Forest
- First edition
- Author: Sonya Hartnett
- Language: English
- Genre: Children's novel
- Publisher: Viking (Australia)
- Publication date: 2001
- Publication place: Australia
- Media type: Print (Paperback)
- Pages: 216
- ISBN: 0-670-89920-8
- OCLC: 49594478
- Dewey Decimal: 823/.914 21
- LC Class: PR9619.3.H3345 F67 2001
- Preceded by: Thursday's Child
- Followed by: Of a Boy

= Forest (novel) =

Novel by Sonya Hartnett

Forest is a novel written by the award-winning Australian author Sonya Hartnett.

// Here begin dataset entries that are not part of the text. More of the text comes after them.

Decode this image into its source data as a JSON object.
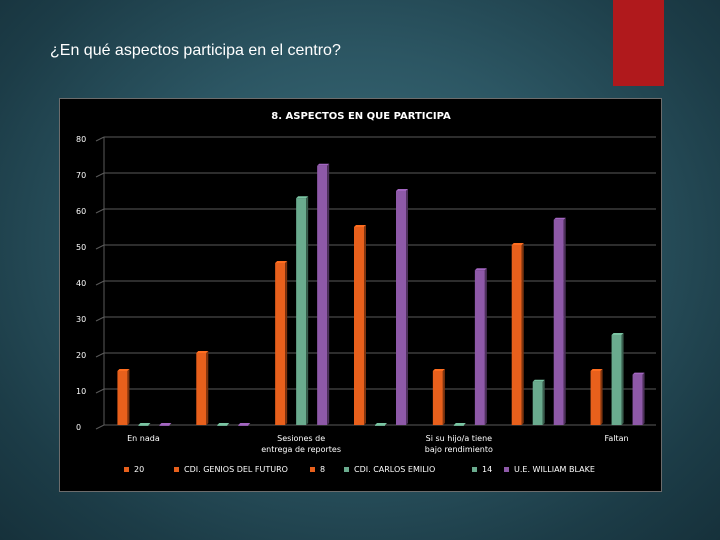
{
  "slide": {
    "title": "¿En qué aspectos participa en el centro?"
  },
  "colors": {
    "accent_block": "#b0191c",
    "series": [
      "#e8601c",
      "#6aab8e",
      "#8e59a8"
    ]
  },
  "chart_data": {
    "type": "bar",
    "title": "8. ASPECTOS EN QUE PARTICIPA",
    "xlabel": "",
    "ylabel": "",
    "ylim": [
      0,
      80
    ],
    "yticks": [
      0,
      10,
      20,
      30,
      40,
      50,
      60,
      70,
      80
    ],
    "grid": true,
    "legend_position": "bottom",
    "categories": [
      "En nada",
      "",
      "Sesiones de entrega de reportes",
      "",
      "Si su hijo/a tiene bajo rendimiento",
      "",
      "Faltan"
    ],
    "category_labels": [
      [
        "En nada"
      ],
      [],
      [
        "Sesiones de",
        "entrega de reportes"
      ],
      [],
      [
        "Si su hijo/a tiene",
        "bajo rendimiento"
      ],
      [],
      [
        "Faltan"
      ]
    ],
    "series": [
      {
        "name": "CDI. GENIOS DEL FUTURO",
        "color": "#e8601c",
        "values": [
          15,
          20,
          45,
          55,
          15,
          50,
          15
        ]
      },
      {
        "name": "CDI. CARLOS EMILIO",
        "color": "#6aab8e",
        "values": [
          0,
          0,
          63,
          0,
          0,
          12,
          25
        ]
      },
      {
        "name": "U.E. WILLIAM BLAKE",
        "color": "#8e59a8",
        "values": [
          0,
          0,
          72,
          65,
          43,
          57,
          14
        ]
      }
    ],
    "legend": [
      {
        "label": "20",
        "color": "#e8601c"
      },
      {
        "label": "CDI. GENIOS DEL FUTURO",
        "color": "#e8601c"
      },
      {
        "label": "8",
        "color": "#e8601c"
      },
      {
        "label": "CDI. CARLOS EMILIO",
        "color": "#6aab8e"
      },
      {
        "label": "14",
        "color": "#6aab8e"
      },
      {
        "label": "U.E. WILLIAM BLAKE",
        "color": "#8e59a8"
      }
    ]
  }
}
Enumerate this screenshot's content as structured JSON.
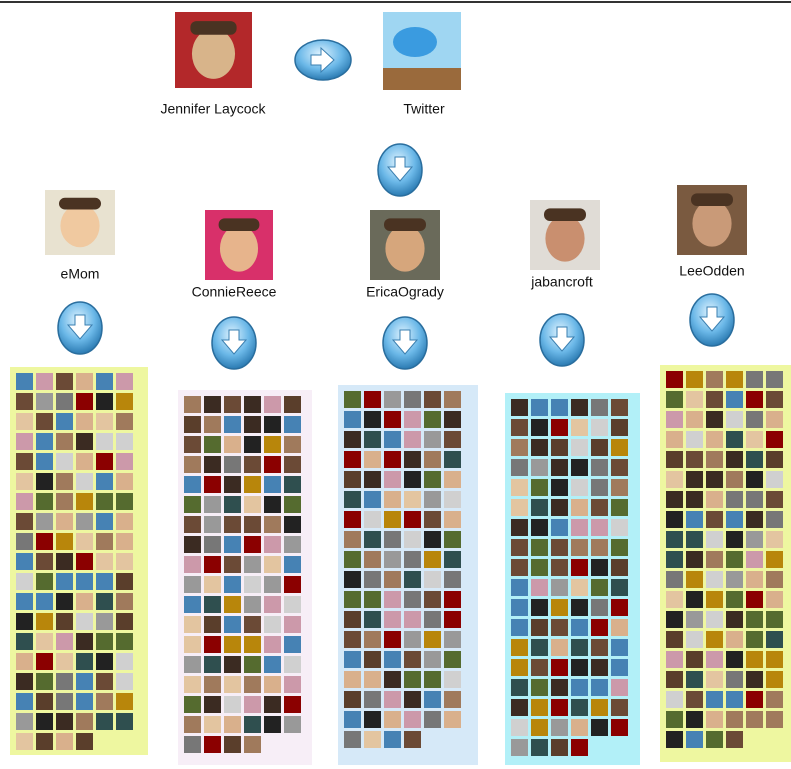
{
  "source": {
    "label": "Jennifer Laycock"
  },
  "network": {
    "label": "Twitter"
  },
  "users": [
    {
      "label": "eMom"
    },
    {
      "label": "ConnieReece"
    },
    {
      "label": "EricaOgrady"
    },
    {
      "label": "jabancroft"
    },
    {
      "label": "LeeOdden"
    }
  ]
}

It was first published in 2001 by Viking Australia.

==Dedication==
"For Greg, who loves cats."

==Epigraph==
"'Cats, no less liquid than their shadows, Offer no angles to the wind." – A. S. J. Tessimond

==Awards==
- Won – Children's Book of the Year Award: Older Readers (2002)
- Shortlisted – South Australian Festival Awards for Literature (2002)

==Reception==
Discussing Forest, Lesley Hawkes finds that "Hartnett offers new and exciting avenues of thought regarding the place of humans in that [Australian] environment."